Os trabalhadores são contra a criação da Funpresp (Fundação de Previdência Complementar dos Servidores Públicos Federais) porque identificam na medida um passo decisivo na privatização da Previdência da categoria, além de consolidar o fim do direito à aposentadoria integral para futuros servidores – que passam a ter garantido no sistema público apenas o teto fixado pelo Regime Geral da Previdência, hoje em R$ 3.916,20.

A Coordenação Nacional das Entidades de Servidores Públicos Federais (Cnesf) vai convocar os sindicatos a enviar representantes à audiência, que ocorrerá na sala da Comissão de Direitos Humanos do Senado, às 9 horas.

O projeto foi aprovado na Câmara dos Deputados como PL 1992/2007 e agora tramita no Senado, em regime de urgência constitucional, como PLC 2/2012 (Projeto de Lei da Câmara).
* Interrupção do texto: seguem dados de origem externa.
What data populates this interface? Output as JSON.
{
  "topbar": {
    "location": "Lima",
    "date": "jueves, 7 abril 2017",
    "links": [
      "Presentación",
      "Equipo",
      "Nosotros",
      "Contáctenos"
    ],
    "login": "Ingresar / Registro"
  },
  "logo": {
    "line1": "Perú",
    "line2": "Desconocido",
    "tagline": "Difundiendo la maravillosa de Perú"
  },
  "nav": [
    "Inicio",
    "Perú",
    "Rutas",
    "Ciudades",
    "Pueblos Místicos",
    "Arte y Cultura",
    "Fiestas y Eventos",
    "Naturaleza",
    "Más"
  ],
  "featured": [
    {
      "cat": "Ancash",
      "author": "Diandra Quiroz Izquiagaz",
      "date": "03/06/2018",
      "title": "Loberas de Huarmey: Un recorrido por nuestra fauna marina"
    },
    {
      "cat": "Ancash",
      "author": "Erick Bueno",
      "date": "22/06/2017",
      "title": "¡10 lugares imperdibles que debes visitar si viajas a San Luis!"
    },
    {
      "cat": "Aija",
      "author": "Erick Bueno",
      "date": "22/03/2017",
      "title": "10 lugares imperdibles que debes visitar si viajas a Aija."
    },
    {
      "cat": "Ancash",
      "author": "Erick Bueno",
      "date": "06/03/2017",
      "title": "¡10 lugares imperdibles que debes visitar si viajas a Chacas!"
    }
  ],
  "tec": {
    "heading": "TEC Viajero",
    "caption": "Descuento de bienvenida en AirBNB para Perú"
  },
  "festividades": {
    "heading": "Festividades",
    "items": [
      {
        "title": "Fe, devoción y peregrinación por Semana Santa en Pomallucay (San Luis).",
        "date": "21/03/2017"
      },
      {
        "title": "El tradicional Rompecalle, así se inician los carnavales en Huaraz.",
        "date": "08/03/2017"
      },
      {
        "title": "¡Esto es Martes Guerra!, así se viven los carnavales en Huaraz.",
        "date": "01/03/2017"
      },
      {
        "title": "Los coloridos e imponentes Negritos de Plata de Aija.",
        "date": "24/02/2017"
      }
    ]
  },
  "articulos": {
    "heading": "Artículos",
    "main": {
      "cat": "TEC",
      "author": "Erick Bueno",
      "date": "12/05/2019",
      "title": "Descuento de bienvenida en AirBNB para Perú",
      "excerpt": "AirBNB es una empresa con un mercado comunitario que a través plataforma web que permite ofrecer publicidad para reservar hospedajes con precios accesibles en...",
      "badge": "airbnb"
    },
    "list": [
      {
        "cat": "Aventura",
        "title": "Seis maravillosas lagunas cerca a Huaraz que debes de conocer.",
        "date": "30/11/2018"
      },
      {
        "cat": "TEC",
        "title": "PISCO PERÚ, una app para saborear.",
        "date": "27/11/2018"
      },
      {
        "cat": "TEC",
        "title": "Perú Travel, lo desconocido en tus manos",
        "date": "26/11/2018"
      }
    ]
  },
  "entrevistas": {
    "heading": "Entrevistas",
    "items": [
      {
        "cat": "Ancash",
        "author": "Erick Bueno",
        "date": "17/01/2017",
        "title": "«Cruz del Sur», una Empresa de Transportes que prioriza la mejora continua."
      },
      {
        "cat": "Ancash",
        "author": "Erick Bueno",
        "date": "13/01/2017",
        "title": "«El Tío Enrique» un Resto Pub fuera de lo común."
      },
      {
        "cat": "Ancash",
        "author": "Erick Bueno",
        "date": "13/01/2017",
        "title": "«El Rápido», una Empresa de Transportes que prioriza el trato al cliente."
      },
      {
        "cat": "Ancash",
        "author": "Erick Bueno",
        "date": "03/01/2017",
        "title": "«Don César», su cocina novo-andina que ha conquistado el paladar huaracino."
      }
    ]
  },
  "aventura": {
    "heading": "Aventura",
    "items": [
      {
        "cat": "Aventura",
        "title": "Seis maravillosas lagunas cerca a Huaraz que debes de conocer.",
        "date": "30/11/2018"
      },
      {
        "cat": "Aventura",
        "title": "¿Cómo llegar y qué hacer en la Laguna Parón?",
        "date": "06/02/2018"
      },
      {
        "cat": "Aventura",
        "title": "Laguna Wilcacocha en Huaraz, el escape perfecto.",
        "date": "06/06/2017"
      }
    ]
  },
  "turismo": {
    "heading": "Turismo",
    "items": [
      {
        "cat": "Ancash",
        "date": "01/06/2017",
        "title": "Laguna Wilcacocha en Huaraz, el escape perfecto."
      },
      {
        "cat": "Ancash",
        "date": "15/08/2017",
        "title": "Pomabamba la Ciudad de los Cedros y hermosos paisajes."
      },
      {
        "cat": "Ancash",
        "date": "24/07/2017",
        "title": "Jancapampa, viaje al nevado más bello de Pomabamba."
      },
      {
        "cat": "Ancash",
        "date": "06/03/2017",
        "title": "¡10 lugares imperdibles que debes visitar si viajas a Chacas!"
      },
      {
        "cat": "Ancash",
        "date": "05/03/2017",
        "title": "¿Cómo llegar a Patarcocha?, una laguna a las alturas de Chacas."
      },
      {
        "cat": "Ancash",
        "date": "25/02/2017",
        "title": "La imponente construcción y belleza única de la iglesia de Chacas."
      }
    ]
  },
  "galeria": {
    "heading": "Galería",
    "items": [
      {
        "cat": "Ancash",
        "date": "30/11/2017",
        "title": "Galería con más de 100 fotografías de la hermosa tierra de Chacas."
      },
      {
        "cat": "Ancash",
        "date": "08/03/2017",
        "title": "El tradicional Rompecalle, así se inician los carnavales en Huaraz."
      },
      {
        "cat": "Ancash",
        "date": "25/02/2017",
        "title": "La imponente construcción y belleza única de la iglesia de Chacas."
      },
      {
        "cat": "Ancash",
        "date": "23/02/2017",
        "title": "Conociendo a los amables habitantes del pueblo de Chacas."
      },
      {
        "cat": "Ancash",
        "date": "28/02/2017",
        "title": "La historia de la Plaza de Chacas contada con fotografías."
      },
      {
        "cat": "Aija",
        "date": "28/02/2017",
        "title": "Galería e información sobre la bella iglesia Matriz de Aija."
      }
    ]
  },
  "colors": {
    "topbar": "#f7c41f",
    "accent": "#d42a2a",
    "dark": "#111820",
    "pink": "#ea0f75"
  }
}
O senador José Pimentel (PT-CE), ex-ministro da Previdência Social no governo Lula, foi designado relator da matéria na Comissão de Constituição e Justiça e Cidadania, onde ela tramitara simultaneamente com as Comissões de Assuntos Sociais e de Assuntos Econômicos.

O prazo para apresentação de emendas ao texto foi encerrado no dia 9 de março. Ao todo, foram apresentadas 32 propostas de modificação do projeto.